Here we describe a simple and robust workflow to enrich and detect common oncogenic PIK3CA E542K, E545K, H1047R and H1047L mutations in human genomic DNA. This includes a method to calculate the initial mutant allele frequency, which should be generally applicable to the targeted enrichment of variant sequences using nucleases. The versatility of the method has been demonstrated by combining nuclease-based enrichment with two different mutant allele detection techniques: qPCR and dPCR.

Enrichment improves the sensitivity of our described PIK3CA mutant allele specific qPCR assays from 5–10% to approximately 0.3–0.6%, which allows the detection of very low mutant allele fractions in clinical samples positive for one of the four most common PIK3CA mutations. The linear regression analysis applied to qPCR results of the enriched samples demonstrated a successful use of a standard curve to calculate the initial PIK3CA mutant fraction in positive DNA of tissue biopsy samples. Predicted results were comparable to the results acquired without enrichment by more sensitive techniques, such as digital PCR and next generation sequencing. Additionally, the proposed sample preparation, enrichment and qPCR data analysis workflow is low cost and simple and is accessible to any lab with qPCR capability.

PIK3CA mutation enrichment combined with triplex dPCR assays allowed mutation detection in tissue biopsy and cfDNA samples. By applying the logarithmic regression method, we were also able to estimate the initial mutant allele fraction in these samples. In the first set of tissue biopsies of known PIK3CA status, the estimated VAFs of enriched samples were 100% concordant with untreated samples tested by dPCR and Tru-Seq sequencing panel (5/5). Matching cfDNA samples showed a concordance of 80% (4/5), as enrichment of the E542K mutation enabled detection of it in sample B10. In the blinded set of 16 selected FFPE samples (with low VAF and low DNA yield), the concordance between the observed VAF without enrichment and externally observed VAF was 62.5% (10/16). It was increased to 93.75% (15/16) when we used the combination of mutation enrichment, dPCR detection and initial VAF calculation from dPCR data. Therefore, the combination of enrichment and dPCR allowed a more sensitive detection of mutations from cfDNA samples and tissue biopsy samples with low VAF. Also the ability to estimate the initial VAF from enriched samples using simple PCR analysis brings liquid biopsy closer to implementation in broad clinical setting, were quantitative measures are desired for patient follow-up testing.

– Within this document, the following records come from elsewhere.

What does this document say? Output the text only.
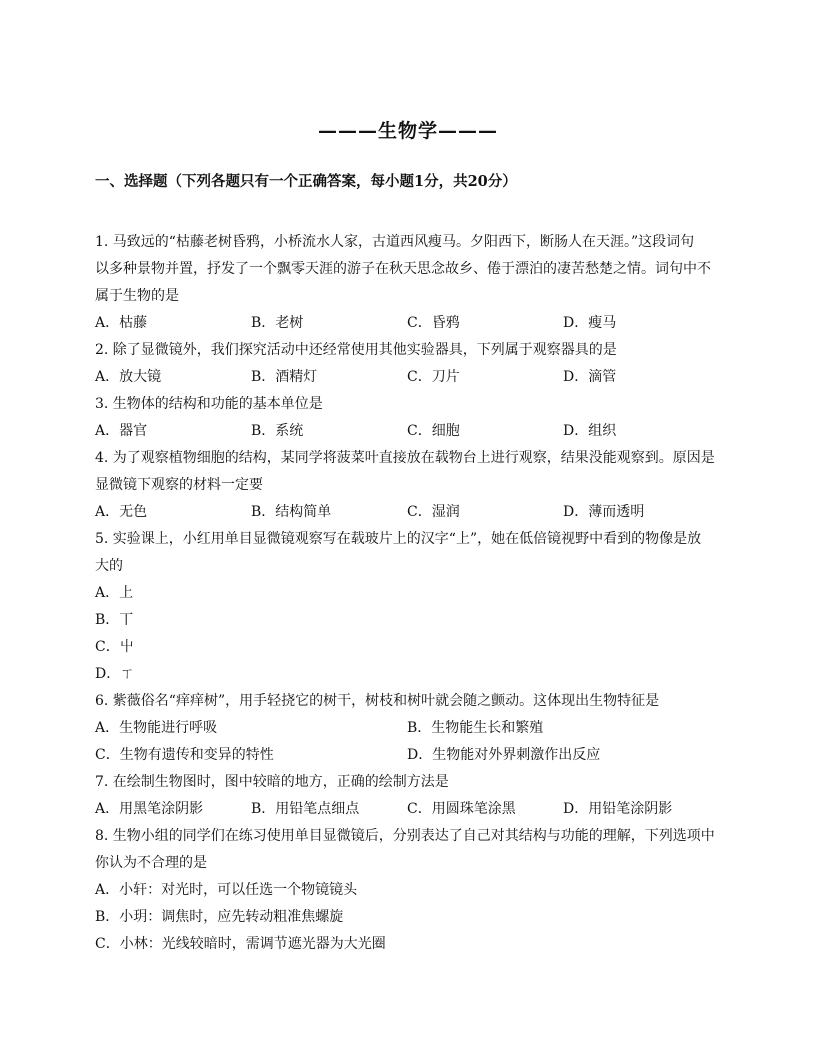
———生物学———
一、选择题（下列各题只有一个正确答案，每小题1分，共20分）
1. 马致远的“枯藤老树昏鸦，小桥流水人家，古道西风瘦马。夕阳西下，断肠人在天涯。”这段词句
以多种景物并置，抒发了一个飘零天涯的游子在秋天思念故乡、倦于漂泊的凄苦愁楚之情。词句中不
属于生物的是
A．枯藤	B．老树	C．昏鸦	D．瘦马
2. 除了显微镜外，我们探究活动中还经常使用其他实验器具，下列属于观察器具的是
A．放大镜	B．酒精灯	C．刀片	D．滴管
3. 生物体的结构和功能的基本单位是
A．器官	B．系统	C．细胞	D．组织
4. 为了观察植物细胞的结构，某同学将菠菜叶直接放在载物台上进行观察，结果没能观察到。原因是
显微镜下观察的材料一定要
A．无色	B．结构简单	C．湿润	D．薄而透明
5. 实验课上，小红用单目显微镜观察写在载玻片上的汉字“上”，她在低倍镜视野中看到的物像是放
大的
A．上
B．丅
C．屮
D．ㄒ
6. 紫薇俗名“痒痒树”，用手轻挠它的树干，树枝和树叶就会随之颤动。这体现出生物特征是
A．生物能进行呼吸	B．生物能生长和繁殖
C．生物有遗传和变异的特性	D．生物能对外界刺激作出反应
7. 在绘制生物图时，图中较暗的地方，正确的绘制方法是
A．用黑笔涂阴影	B．用铅笔点细点	C．用圆珠笔涂黑	D．用铅笔涂阴影
8. 生物小组的同学们在练习使用单目显微镜后，分别表达了自己对其结构与功能的理解，下列选项中
你认为不合理的是
A．小轩：对光时，可以任选一个物镜镜头
B．小玥：调焦时，应先转动粗准焦螺旋
C．小林：光线较暗时，需调节遮光器为大光圈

A recent publication has described nuclease enrichment of mutant PIK3CA alleles and showed improvement in the sensitivity of ARMS detection method39. However, this method did not provide a quantitative measure of initial VAF prior to enrichment, which is of interest in the clinical setting to allow for patient follow-up. We aim our versatile initial VAF calculation method to be easily applied to a wide range of samples (frozen core biopsy, FFPE and cfDNA samples) subject to enrichment and to analysis by a simple qPCR method or dPCR. Although further standardisation of parameters, such as uniform DNA input, and validation in larger clinical studies are required in the future, this method provides further evidence of the potential of nuclease-based enrichment to quantify low mutant allele fractions and brings these methods closer to use at the clinical setting.